Growing around intellectual capital?

The symposium, “Industrial Urbanism,” was hosted by MIT’s Department of Urban Studies and Planning (DUSP), and held at the MIT Media Lab. Its co-organizers were DUSP chair Eran Ben-Joseph, and Tali Hatuka, head of the Laboratory for Contemporary Urban Design at Tel Aviv University. Among the event's essential questions, as Ben-Joseph noted in his remarks: “Is there a way to design in an industrial city while also nurturing livability and quality of life for residents?”

In the case of new manufacturing, some participants noted, there is a logical aspect to city planning: Place matters, and for startups and other firms growing out of research labs and academia, that means proximity to universities is important. For many firms, there is a “need to be tightly connected” to intellectual resources, noted Fiona Murray, an associate dean and professor at the MIT Sloan School of Management.

But the idea of planning urban growth around intellectual capital is never entirely straightforward, and involves nuts-and-bolts questions about industrial building stock, for instance. As several conference speakers noted, new industrial structures tend to have high ceilings to allow triple-stacks of standardized industrial pallets to be moved in and out by forklifts. Beautiful older industrial buildings may not be perfectly suited to adaptation for new manufacturing, leading to a variety of planning and design quandaries.

Some participants also suggested that the ideal planning perspective for new manufacturing is regional, and not just urban.

“We have to be talking about advanced manufacturing not just from the central city perspective,” said Elizabeth Reynolds, executive director of MIT’s industrial performance center. Reynolds examined eight advanced-manufacturing industries in Massachusetts; while several of these are concentrated in the eastern part of the state, productive machine shops are actually scattered throughout the state, meaning that growth businesses can be located “in older industrial landscapes.”

The symposium also included talks on the potential for more far-reaching changes in urban form. Sanjay Sarma, MIT’s director of digital learning, who as a mechanical engineering professor has extensively worked on RFID technologies and supply-chain logistics, suggested that automated delivery technologies — from drones to vehicles — will grow more prevalent in the future. That could change logistics and urban infrastructure, Sarma noted, adding that a key question is: “How much can we ensure that [transformation] is in service of the needs of the city, rather than being thrust on the city?” 
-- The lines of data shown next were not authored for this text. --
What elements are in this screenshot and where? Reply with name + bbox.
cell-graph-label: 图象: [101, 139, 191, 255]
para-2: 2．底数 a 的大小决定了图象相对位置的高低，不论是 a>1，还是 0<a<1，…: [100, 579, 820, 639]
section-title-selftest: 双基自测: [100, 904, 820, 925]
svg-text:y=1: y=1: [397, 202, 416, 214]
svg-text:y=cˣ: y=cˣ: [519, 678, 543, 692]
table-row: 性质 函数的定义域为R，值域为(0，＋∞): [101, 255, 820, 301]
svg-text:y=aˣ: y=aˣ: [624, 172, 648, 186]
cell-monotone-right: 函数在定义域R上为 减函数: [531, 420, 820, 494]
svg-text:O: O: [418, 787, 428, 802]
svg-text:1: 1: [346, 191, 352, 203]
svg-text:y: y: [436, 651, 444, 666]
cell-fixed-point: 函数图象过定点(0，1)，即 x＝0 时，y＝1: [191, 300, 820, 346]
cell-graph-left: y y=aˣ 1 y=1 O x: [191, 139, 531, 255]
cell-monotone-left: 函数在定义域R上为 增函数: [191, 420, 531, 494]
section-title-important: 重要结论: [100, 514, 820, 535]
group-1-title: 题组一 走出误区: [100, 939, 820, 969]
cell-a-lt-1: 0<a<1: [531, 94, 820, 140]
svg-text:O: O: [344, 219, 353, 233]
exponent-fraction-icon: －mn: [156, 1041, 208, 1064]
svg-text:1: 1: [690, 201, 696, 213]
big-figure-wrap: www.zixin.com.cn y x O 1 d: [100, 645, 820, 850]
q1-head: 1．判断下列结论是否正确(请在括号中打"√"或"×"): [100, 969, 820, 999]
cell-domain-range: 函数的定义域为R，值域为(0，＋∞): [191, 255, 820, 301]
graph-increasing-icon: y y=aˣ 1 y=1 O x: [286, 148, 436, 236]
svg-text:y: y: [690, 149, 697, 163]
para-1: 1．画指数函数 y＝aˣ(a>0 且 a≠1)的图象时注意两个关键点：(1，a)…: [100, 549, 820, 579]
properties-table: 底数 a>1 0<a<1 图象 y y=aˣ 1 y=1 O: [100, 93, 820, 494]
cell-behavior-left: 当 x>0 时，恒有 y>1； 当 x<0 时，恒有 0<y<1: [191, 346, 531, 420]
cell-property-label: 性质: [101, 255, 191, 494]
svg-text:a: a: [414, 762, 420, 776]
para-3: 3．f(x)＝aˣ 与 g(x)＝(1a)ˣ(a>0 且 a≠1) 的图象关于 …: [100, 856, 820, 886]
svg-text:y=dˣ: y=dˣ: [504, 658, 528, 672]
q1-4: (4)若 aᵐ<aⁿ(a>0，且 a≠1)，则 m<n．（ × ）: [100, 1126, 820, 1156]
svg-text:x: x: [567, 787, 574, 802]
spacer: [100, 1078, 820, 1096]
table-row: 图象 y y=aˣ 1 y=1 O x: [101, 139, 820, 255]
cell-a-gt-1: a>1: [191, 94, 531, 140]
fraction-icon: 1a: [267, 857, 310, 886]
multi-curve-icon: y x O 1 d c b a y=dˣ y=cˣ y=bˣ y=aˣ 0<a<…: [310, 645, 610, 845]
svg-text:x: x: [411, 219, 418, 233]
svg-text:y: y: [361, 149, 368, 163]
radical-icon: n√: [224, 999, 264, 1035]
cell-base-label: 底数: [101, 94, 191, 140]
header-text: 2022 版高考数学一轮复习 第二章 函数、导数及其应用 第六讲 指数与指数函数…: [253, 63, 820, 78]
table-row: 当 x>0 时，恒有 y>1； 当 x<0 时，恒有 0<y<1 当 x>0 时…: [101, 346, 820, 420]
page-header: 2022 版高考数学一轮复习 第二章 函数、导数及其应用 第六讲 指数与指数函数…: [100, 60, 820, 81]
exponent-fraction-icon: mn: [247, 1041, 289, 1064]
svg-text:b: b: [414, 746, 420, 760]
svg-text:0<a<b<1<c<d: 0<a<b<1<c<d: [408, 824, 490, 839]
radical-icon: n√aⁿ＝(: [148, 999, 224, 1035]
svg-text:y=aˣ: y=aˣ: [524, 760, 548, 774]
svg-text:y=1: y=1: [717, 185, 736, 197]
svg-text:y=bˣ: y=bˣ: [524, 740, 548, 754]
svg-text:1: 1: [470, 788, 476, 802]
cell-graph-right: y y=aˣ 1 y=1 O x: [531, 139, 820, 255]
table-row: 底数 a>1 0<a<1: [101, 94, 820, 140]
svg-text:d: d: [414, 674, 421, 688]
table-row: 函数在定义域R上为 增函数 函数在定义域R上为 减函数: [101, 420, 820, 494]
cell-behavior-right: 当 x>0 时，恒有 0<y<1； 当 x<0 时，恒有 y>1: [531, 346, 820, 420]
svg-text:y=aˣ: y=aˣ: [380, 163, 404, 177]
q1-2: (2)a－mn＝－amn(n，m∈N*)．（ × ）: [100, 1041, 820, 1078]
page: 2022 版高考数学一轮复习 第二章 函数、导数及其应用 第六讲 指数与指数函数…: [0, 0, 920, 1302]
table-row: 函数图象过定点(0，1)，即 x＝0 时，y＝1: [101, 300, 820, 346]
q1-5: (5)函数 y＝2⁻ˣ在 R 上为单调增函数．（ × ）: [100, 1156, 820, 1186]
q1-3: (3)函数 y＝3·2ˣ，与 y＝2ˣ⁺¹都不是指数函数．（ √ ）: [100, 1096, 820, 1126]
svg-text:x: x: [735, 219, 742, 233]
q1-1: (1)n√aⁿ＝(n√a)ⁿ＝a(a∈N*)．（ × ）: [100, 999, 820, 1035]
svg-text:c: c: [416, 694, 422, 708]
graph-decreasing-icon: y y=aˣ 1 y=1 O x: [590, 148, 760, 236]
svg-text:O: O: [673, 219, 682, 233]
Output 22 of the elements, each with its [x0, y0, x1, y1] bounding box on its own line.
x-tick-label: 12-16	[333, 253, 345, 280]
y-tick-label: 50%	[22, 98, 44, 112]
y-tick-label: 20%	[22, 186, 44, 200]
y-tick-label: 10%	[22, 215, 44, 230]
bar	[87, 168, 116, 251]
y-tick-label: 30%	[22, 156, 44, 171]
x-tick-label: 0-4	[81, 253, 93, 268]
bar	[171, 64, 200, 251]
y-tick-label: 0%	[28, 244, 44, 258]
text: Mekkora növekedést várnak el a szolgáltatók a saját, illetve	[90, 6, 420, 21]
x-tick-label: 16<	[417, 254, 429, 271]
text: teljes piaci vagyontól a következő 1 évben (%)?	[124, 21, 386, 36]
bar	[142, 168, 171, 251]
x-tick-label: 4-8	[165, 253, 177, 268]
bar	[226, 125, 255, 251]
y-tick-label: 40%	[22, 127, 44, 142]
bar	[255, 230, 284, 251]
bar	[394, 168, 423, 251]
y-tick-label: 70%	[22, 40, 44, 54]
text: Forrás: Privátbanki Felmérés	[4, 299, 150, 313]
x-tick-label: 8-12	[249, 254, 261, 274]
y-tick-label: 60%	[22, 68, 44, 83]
The question of urban growth around advanced manufacturing is hardly peculiar to the U.S.: In countries with less established manufacturing, there may be more opportunities to integrate industry in metropolitan areas, since “latecomers can start from scratch,” said Calestous Juma, an expert in African innovation who is the Martin Luther King Jr. Visiting Professor of Urban Studies and Planning at MIT, and professor of the practice of international development at the Harvard Kennedy School. He added: “African countries have this unique opportunity to rethink the character of their cities.”